De olm komt voornamelijk voor in de ondergrondse wateren van de kalksteengebieden van Centraal- en Oost-Europa, met name in het grotensysteem van Slovenië en andere delen van de Balkan. Ze zijn te vinden in grotten, waar het water vaak koel en zuurstofrijk is.
In hun natuurlijke omgeving leeft de olm in volledige duisternis, vaak in koude, ondergrondse wateren. Ze bouwen hun schuilplaatsen in spleten en holen en zijn afhankelijk van de beschikbaarheid van voedsel dat in het water te vinden is. Olmen zijn ook erg territoriaal.
De olm heeft speciale aanpassingen ontwikkeld, zoals het ontbreken van zicht om beter te navigeren in het donker. Ze gebruiken hun gevoelige huid om trillingen en chemicaliën in het water waar te nemen, wat hen helpt bij het vinden van voedsel en het vermijden van gevaar. Hun vermogen om langere tijd zonder voedsel te leven helpt hen om in de onvoorspelbare omstandigheden van hun omgeving te overleven.

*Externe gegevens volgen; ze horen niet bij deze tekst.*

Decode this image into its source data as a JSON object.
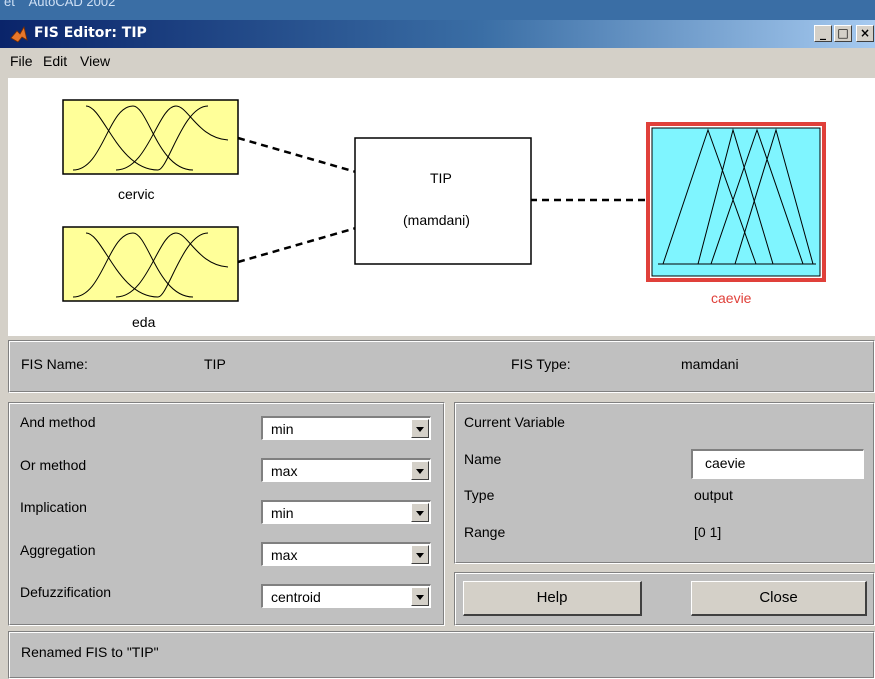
{
  "background_window": {
    "title": "et    AutoCAD 2002"
  },
  "window": {
    "title": "FIS Editor: TIP",
    "controls": {
      "minimize": "_",
      "maximize": "□",
      "close": "×"
    }
  },
  "menu": [
    "File",
    "Edit",
    "View"
  ],
  "diagram": {
    "inputs": [
      {
        "name": "cervic"
      },
      {
        "name": "eda"
      }
    ],
    "system": {
      "name": "TIP",
      "type": "(mamdani)"
    },
    "output": {
      "name": "caevie",
      "selected": true
    },
    "colors": {
      "input_fill": "#ffff99",
      "output_fill": "#7ff5ff",
      "selection": "#e0403a"
    }
  },
  "fis_info": {
    "name_label": "FIS Name:",
    "name_value": "TIP",
    "type_label": "FIS Type:",
    "type_value": "mamdani"
  },
  "methods": [
    {
      "label": "And method",
      "value": "min"
    },
    {
      "label": "Or method",
      "value": "max"
    },
    {
      "label": "Implication",
      "value": "min"
    },
    {
      "label": "Aggregation",
      "value": "max"
    },
    {
      "label": "Defuzzification",
      "value": "centroid"
    }
  ],
  "current_variable": {
    "heading": "Current Variable",
    "name_label": "Name",
    "name_value": "caevie",
    "type_label": "Type",
    "type_value": "output",
    "range_label": "Range",
    "range_value": "[0 1]"
  },
  "buttons": {
    "help": "Help",
    "close": "Close"
  },
  "status": "Renamed FIS to \"TIP\""
}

Olmen spelen een cruciale rol in het ecosysteem van hun leefgebied omdat ze helpen bij het reguleren van de populaties van andere waterorganismen. Ze zijn belangrijke indicatorsoorten, wat betekent dat hun aanwezigheid of afwezigheid kan helpen bij het beoordelen van de gezondheid van het ecosysteem waar zij deel van uitmaken.